Oh, y’all,I have been having epic writers’ block recently – that written form of constipation that makes you think you might have something to get out, but really, you’re just going to sit there for a while and stare blankly into space contemplating what could possibly help to move things along.  It’s the kind that makes you whine to your significant other about uncomfortable you are, how blocked you feel and wish that things would just move the hell on. Yes, I really did just compare writer’s block to constipation.  No, you can’t un-read that.

Via Creative Commons by photosteve101

I’ve had plenty of topics marinating in the noggin.  But, the process of actually forming the ideas into coherent and witty prose has become an exercise if futility.  My delete button is getting a lot more action than my return button.  Here’s a typical blogging session: good idea pops into head; witty title is prepared; blank page is stared at; first sentence is written (usually starting with the very unimaginative “I”), and promptly deleted because it is a) stupid b) really stupid or c) so stupid a first grader wouldn’t want their name on it.  Two sentences are written, then deleted.  Switch to another topic entirely and repeat.  Spend at least an hour exhausting ideas and fingers writing words that will be immediately deleted for their utter lack of value.

The thing is, I know what is holding me back.  I know it like my son’s face and like the back of my hand.

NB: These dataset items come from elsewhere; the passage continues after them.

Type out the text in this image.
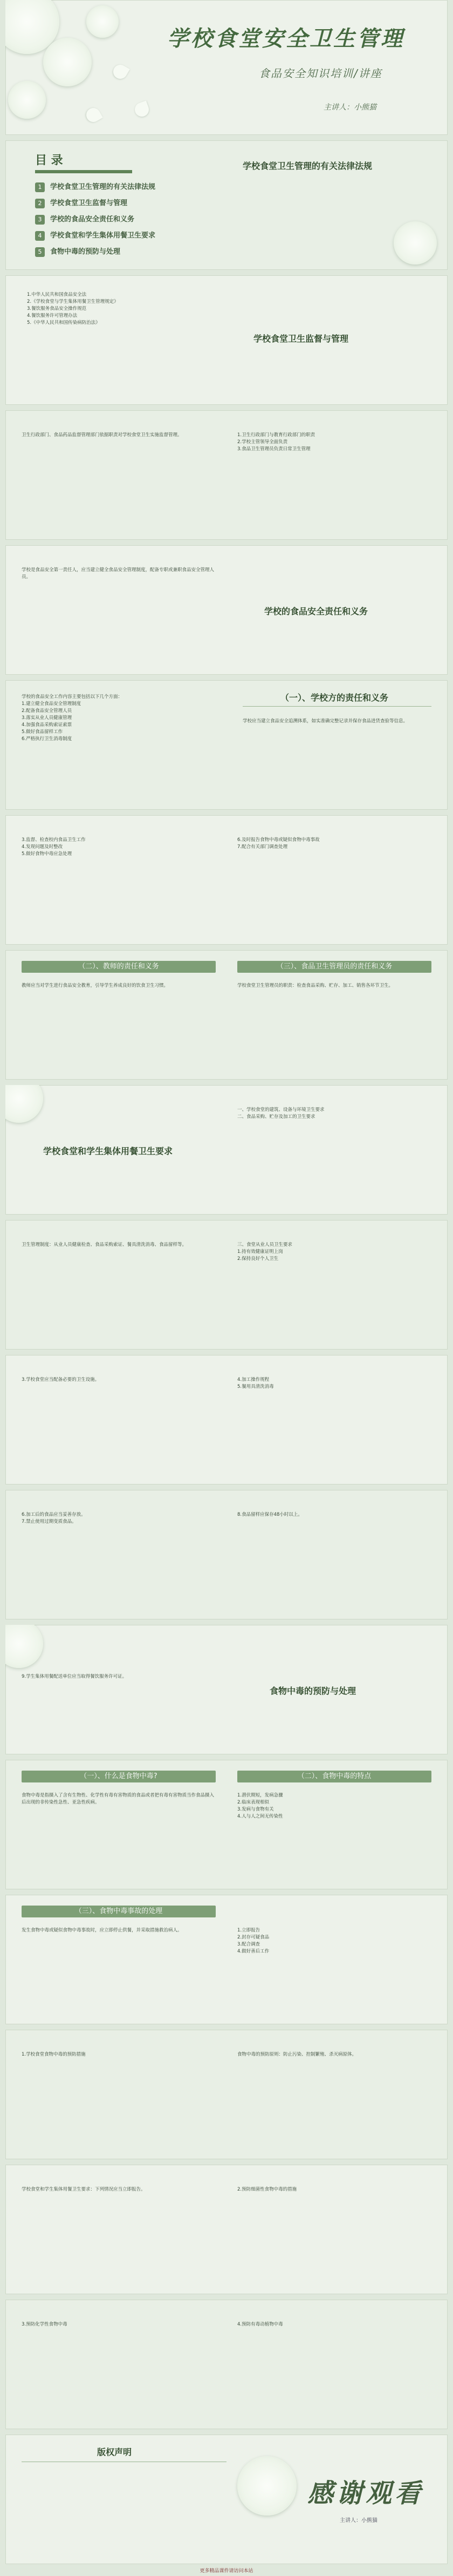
学校食堂安全卫生管理
食品安全知识培训/讲座
主讲人：小熊猫
目 录
1 学校食堂卫生管理的有关法律法规
2 学校食堂卫生监督与管理
3 学校的食品安全责任和义务
4 学校食堂和学生集体用餐卫生要求
5 食物中毒的预防与处理
学校食堂卫生管理的有关法律法规
1.中华人民共和国食品安全法
2.《学校食堂与学生集体用餐卫生管理规定》
3.餐饮服务食品安全操作规范
4.餐饮服务许可管理办法
5.《中华人民共和国传染病防治法》
学校食堂卫生监督与管理
卫生行政部门、食品药品监督管理部门依据职责对学校食堂卫生实施监督管理。	1.卫生行政部门与教育行政部门的职责
2.学校主管领导全面负责
3.食品卫生管理员负责日常卫生管理
学校是食品安全第一责任人，应当建立健全食品安全管理制度，配备专职或兼职食品安全管理人员。
学校的食品安全责任和义务
学校的食品安全工作内容主要包括以下几个方面：
1.建立健全食品安全管理制度
2.配备食品安全管理人员
3.落实从业人员健康管理
4.加强食品采购索证索票
5.做好食品留样工作
6.严格执行卫生消毒制度
（一）、学校方的责任和义务
学校应当建立食品安全追溯体系，如实准确完整记录并保存食品进货查验等信息。
3.监督、检查校内食品卫生工作
4.发现问题及时整改
5.做好食物中毒应急处理
6.及时报告食物中毒或疑似食物中毒事故
7.配合有关部门调查处理
（二）、教师的责任和义务	（三）、食品卫生管理员的责任和义务
教师应当对学生进行食品安全教育，引导学生养成良好的饮食卫生习惯。	学校食堂卫生管理员的职责：检查食品采购、贮存、加工、销售各环节卫生。
学校食堂和学生集体用餐卫生要求
一、学校食堂的建筑、设备与环境卫生要求
二、食品采购、贮存及加工的卫生要求
卫生管理制度：从业人员健康检查、食品采购索证、餐具清洗消毒、食品留样等。	三、食堂从业人员卫生要求
1.持有效健康证明上岗
2.保持良好个人卫生
3.学校食堂应当配备必要的卫生设施。	4.加工操作规程
5.餐用具清洗消毒
6.加工后的食品应当妥善存放。
7.禁止使用过期变质食品。
8.食品留样应保存48小时以上。
9.学生集体用餐配送单位应当取得餐饮服务许可证。
食物中毒的预防与处理
（一）、什么是食物中毒?	（二）、食物中毒的特点
食物中毒是指摄入了含有生物性、化学性有毒有害物质的食品或者把有毒有害物质当作食品摄入后出现的非传染性急性、亚急性疾病。
1.潜伏期短，发病急骤
2.临床表现相似
3.发病与食物有关
4.人与人之间无传染性
（三）、食物中毒事故的处理
发生食物中毒或疑似食物中毒事故时，应立即停止供餐，并采取措施救治病人。	1.立即报告
2.封存可疑食品
3.配合调查
4.做好善后工作
1.学校食堂食物中毒的预防措施	食物中毒的预防原则：防止污染、控制繁殖、杀灭病原体。
学校食堂和学生集体用餐卫生要求：下列情况应当立即报告。	2.预防细菌性食物中毒的措施
3.预防化学性食物中毒	4.预防有毒动植物中毒
版权声明
感谢观看
主讲人：小熊猫
更多精品课件请访问本站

I am deeply, deply afraid of offending you, dear Reader.  What, you ask, might I have to say that would offend you?  Well, I certainly wouldn’t comment disparagingly on your choice of outfit (which is lovely by the way – very flattering and the color really suits you) or your hair style (gorgeous!).  No, I’m afraid that you’ll be really, really annoyed when I … complain.  Sweet Jesus, I want to complain. But I want to complain about trivial crap.  The minute I do thought I begin to think of those poor people in Joplin who would love to have a house let alone go through renovating the kitchen.  I think about all those fine ladies still dealing with infertility and waiting for their miracle who would love to have a cranky toddler literally trying to throw himself out of their arms while they are walking.  Or I think about people who are orphans and would love to have one more day with their parents even if it is to take care of their house and cars and mail and cable problems while they are gone for six months. Overseas. Traveling. Cavorting. Having FUN. (That’s a whole other post).

You see, life is doing its normal thing here – alternating between being breathtaking (rocking Rex to sleep tonight – if I could bottle that feeling and sell it, there would be no war) and unbelievably frustrating (the tile guys leaving chewed gum on my door jam after removing my old kitchen floor and gouging my wood floor threshold with the refrigerator. Yes, really.).  But, every time I go to write about it, I imagine you – YES YOU – sitting there with one finger on the mouse going, DELETE! DELETE! That’s it, I’m done! She is an ungrateful spoiled brat and I refuse to read another post whining about overly privileged life. Or something like that.

The thing is, 90% of the time I’m very grateful for what I have. It’s the 10% of the time when shit breaks, when Rex puts on his cranky pants and cries because I won’t let him walk on the neighbor’s yard, when I have to spend 3 hours on the freaking phone with the cable company for my parents’ account because it doesn’t work, when the plumber wants to charge me $700 to install a freaking sink and dishwasher, I just want to tell you fine people about it.  So, I’ll make you a deal: you let me complain and I promise to do it in the most humorous and fabulous way possible.  I might even take the constipation analogy off the table.  Deal? A girl’s got to have her toilet soap box you know.